Alberto Arbasino, Corriere della Sera 15/07/2012, 15 luglio 2012
EPICA E NOSTALGIA DELLA MODERNITA’ CON LE DONNE MALEDETTE DI KLIMT
«Andrem raminghi e poveri, un pan chiedendo agli uomini... Forse talor le ciglia, noi bagnerem di pianto, ma sempre al padre accanto, la figlia sua starà...». Trionfo di Leo Nucci, nell’interpretare con tanta efficacia un vecchio genitore così autoreferenziale ed egocentrico. Riecco, ossessivamente verdiano, il «complesso di Rigoletto»: un padre talmente egoista e attaccato alla figlia da allontanare magari con violenza ogni corteggiatore suo coetaneo, per farsi curare negli imminenti acciacchi. E infischiandosene se la poverina, a sua volta, orfana e vecchia e vergine e nubile, dovrà andare mendicando di porta in porta.

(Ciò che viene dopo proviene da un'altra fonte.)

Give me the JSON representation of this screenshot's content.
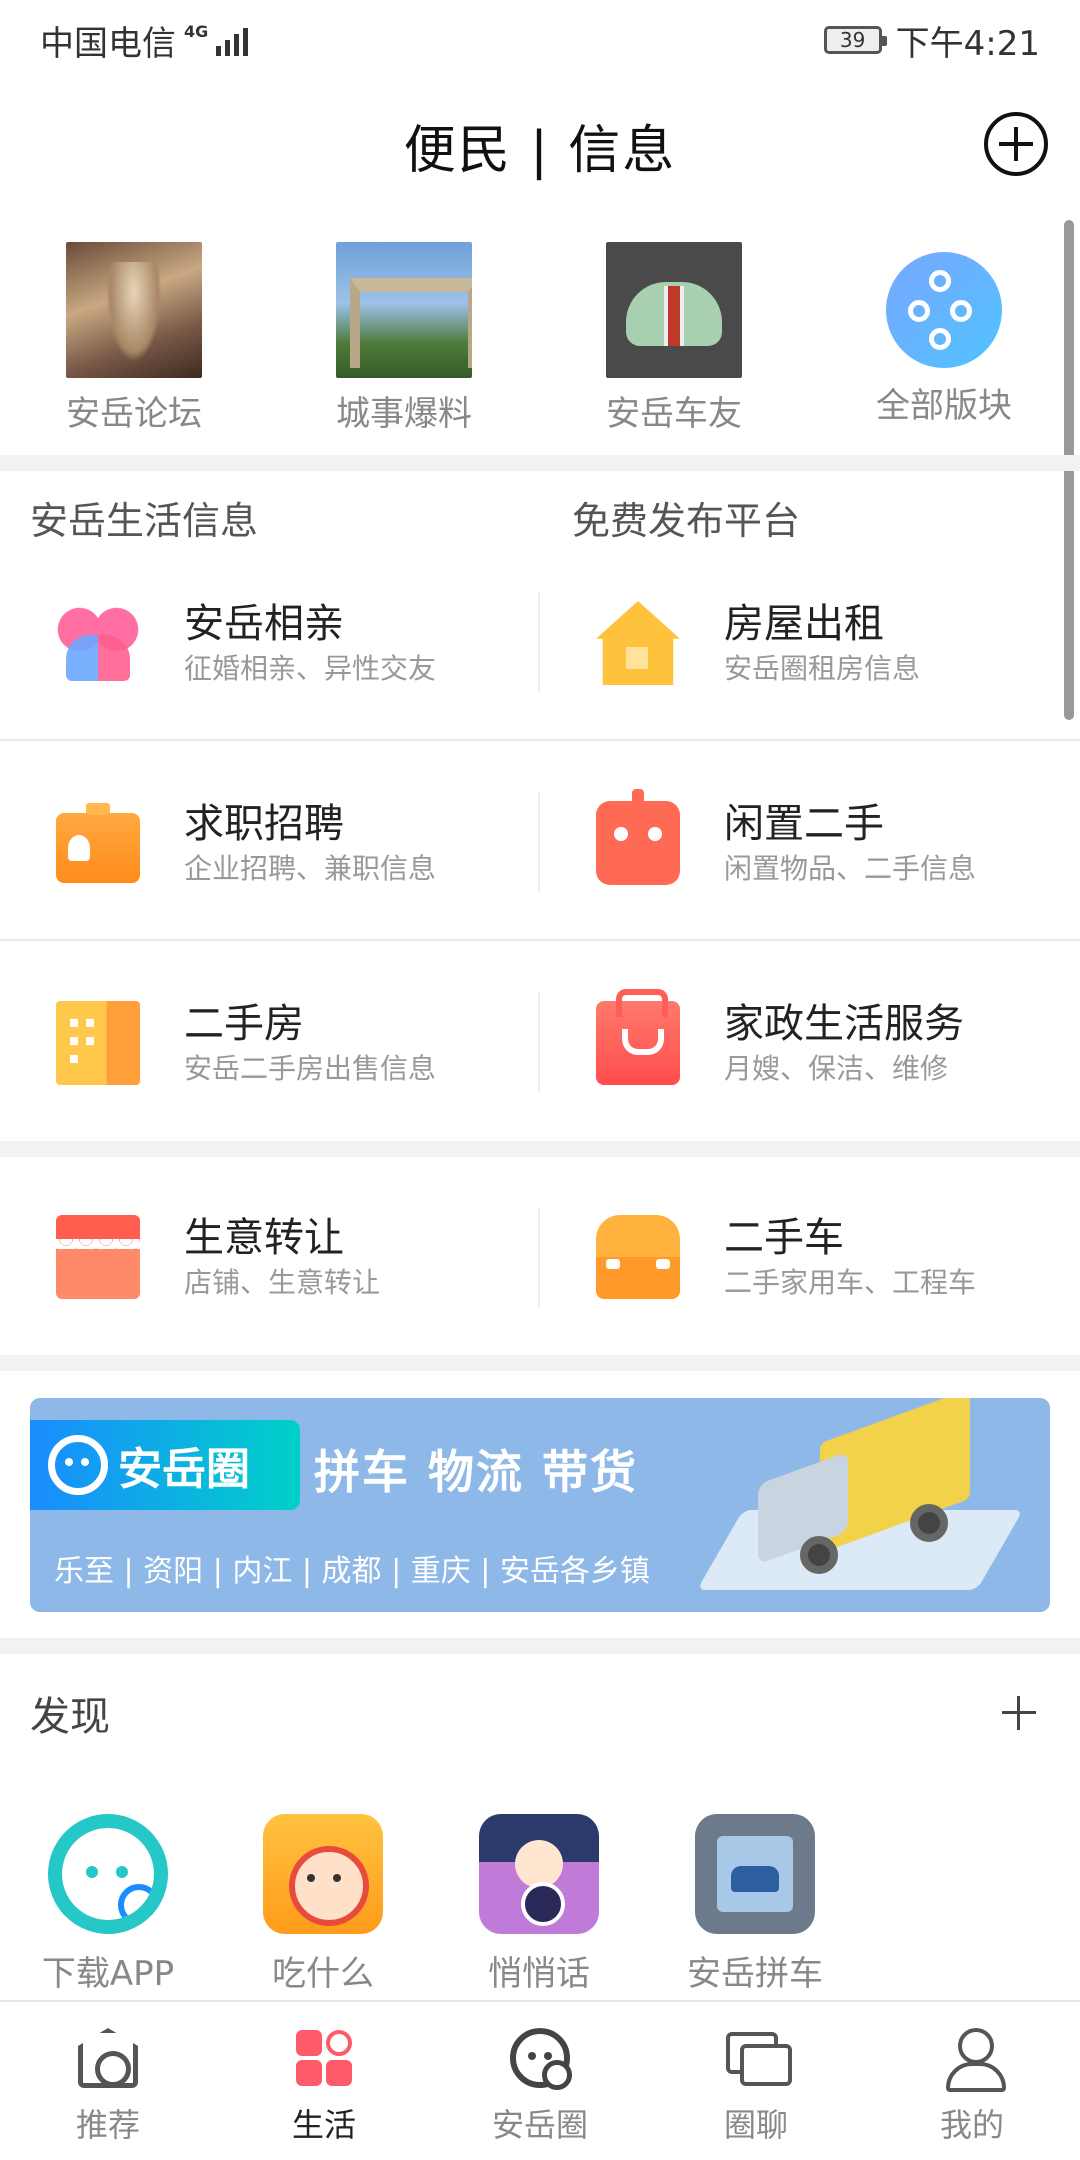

Allora, sulla scena, un luttuoso bosco di tronchi paralleli, come nella pittura austriaca e russa della fine Ottocento. E un grande letto molto usato ma senza alcun fine di amplessi o incesti boscherecci. Talvolta entra un emiciclo di tipo parlamentare o giudiziario, per uomini vestiti in stile Brooks Brothers, e una duchessa munita di quella volpe che gli indimenticabili Legnanesi definivano la «gulp». Il più cattivo, in black leather in quanto sindrome di malvagità. Giocherellano molto con lenzuola e cuscini; e ottimi cantanti, dopo una ouverture che il Don Magnifico rossiniano giudicherebbe «di un’estrazion bassissima».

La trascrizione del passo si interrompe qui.